Les variants sont-ils systématiquement recherchés chez les patients avec des PCR positives ?
Pour le moment, il n’y a que l’Institut Pasteur d’Algérie qui effectue les séquençages génomiques du virus, et ce n’est pas systématique pour toutes les PCR positives. Il y a des protocoles spécifiques à suivre. Nous comptons lancer justement l’activité au niveau de notre service.
Qu’en est-il des cas d’infection et de réinfection post-vaccinale ?
Des personnes peuvent être effectivement infectées ou réinfectées après la vaccination. Cela peut arriver, c’est-à-dire que l’on peut être encore contaminé avant que la deuxième dose ne soit pleinement efficace. Comme cela peut être aussi possible après une première dose, qui n’est qu’une vaccination partielle. Il faut savoir qu’après une première dose, durant cette phase d’attente de la deuxième dose, il ne faut jamais baisser la vigilance face aux gestes barrières qui doivent être également maintenus après. Il n’y a aucun vaccin contre la Covid-19 qui assure une protection à 100%. La réinfection est donc possible et elle se présente sous forme bénigne, on parle alors de Covid légère peu contagieuse.
Le ministère de la Santé a décidé de mettre en place un certificat de vaccination, appelé communément pass sanitaire, permettant l’accès de certains endroits seulement aux personnes vaccinées. Qu’en pensez-vous ?
Je dois dire qu’il est aujourd’hui urgent d’inciter la population à aller se faire vacciner, tout en lui expliquant les bienfaits de cette vaccination et l’intérêt que cela peut avoir sur la protection individuelle et collective. Il s’agit d’une question de santé publique qui nous concerne tous et la vaccination reste le moyen le plus efficace pour espérer revenir à une vie normale. C’est à travers cette vaccination que l’on peut contrôler la pandémie qui continue de faire des ravages à travers le monde au plan social et économique. Le pass sanitaire n’est, à mon avis, qu’un moyen d’inciter les gens à se faire vacciner et accélérer le processus. Maintenant, pour l’accès à certains endroits si on n’a pas cette attestation, le recours à la PCR est toujours valable.
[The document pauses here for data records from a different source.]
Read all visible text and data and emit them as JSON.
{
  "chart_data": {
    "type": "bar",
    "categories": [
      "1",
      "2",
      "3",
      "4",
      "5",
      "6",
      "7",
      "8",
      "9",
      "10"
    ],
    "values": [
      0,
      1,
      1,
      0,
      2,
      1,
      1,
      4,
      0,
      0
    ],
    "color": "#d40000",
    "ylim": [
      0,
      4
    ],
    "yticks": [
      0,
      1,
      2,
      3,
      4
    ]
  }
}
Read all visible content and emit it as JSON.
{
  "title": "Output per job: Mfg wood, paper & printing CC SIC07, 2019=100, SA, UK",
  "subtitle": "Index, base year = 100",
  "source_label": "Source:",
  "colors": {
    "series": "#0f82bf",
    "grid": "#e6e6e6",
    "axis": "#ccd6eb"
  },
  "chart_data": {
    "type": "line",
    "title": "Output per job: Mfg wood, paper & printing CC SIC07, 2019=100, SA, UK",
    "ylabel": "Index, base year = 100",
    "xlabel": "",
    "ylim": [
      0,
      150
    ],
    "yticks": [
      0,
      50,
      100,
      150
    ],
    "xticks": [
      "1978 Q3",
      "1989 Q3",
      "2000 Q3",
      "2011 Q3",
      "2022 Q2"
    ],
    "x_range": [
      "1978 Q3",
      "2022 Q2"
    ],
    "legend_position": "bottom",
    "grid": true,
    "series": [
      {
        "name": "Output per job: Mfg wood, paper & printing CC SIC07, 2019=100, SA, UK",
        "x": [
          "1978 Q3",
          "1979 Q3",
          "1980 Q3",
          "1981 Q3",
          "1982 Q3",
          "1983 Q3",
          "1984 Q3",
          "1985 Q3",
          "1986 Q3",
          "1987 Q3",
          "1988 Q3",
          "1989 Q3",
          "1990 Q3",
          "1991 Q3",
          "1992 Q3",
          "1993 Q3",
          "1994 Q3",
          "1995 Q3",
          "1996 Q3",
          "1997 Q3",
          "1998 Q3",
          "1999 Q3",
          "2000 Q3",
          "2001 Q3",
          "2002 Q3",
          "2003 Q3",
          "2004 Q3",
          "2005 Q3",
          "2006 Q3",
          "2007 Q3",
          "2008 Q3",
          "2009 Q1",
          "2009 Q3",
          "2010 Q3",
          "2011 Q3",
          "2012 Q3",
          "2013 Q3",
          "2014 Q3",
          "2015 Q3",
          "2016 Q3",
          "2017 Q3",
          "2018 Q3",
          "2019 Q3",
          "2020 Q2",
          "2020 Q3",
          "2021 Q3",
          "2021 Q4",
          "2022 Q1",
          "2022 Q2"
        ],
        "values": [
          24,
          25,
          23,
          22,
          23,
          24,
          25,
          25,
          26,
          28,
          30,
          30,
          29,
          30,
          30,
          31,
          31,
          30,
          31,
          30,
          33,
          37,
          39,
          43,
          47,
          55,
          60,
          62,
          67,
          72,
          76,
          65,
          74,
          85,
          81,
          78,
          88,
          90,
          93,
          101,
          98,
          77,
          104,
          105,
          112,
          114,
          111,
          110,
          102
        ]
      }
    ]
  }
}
L’essentiel aujourd’hui est d’expliquer aux Algériens l’intérêt de la vaccination de manière intelligente pour le bien de la collectivité et qu’elle n’est pas obligatoire mais exigée dans certaines conditions, telles que les voyages. Nous avons tous été surpris de voir l’engouement de la population ces derniers jours pour la vaccination, après une longue réticence. Certains pays qui ont vacciné 50% de leur population ont pu contrôler la maladie en réduisant les hospitalisations et ils sont revenus à la vie normale, en témoigne la belle Coupe d’Europe. Nous n’avons pas d’autre choix que de nous faire vacciner. Le rôle des médias et des scientifiques dans la sensibilisation des citoyens est primordial.
Les principales raisons de cette flambée sont connues et nous l’avons répété à maintes reprises. Nous incriminons à chaque fois la population pour non-respect des gestes barrières, mais il n’y a pas que cela.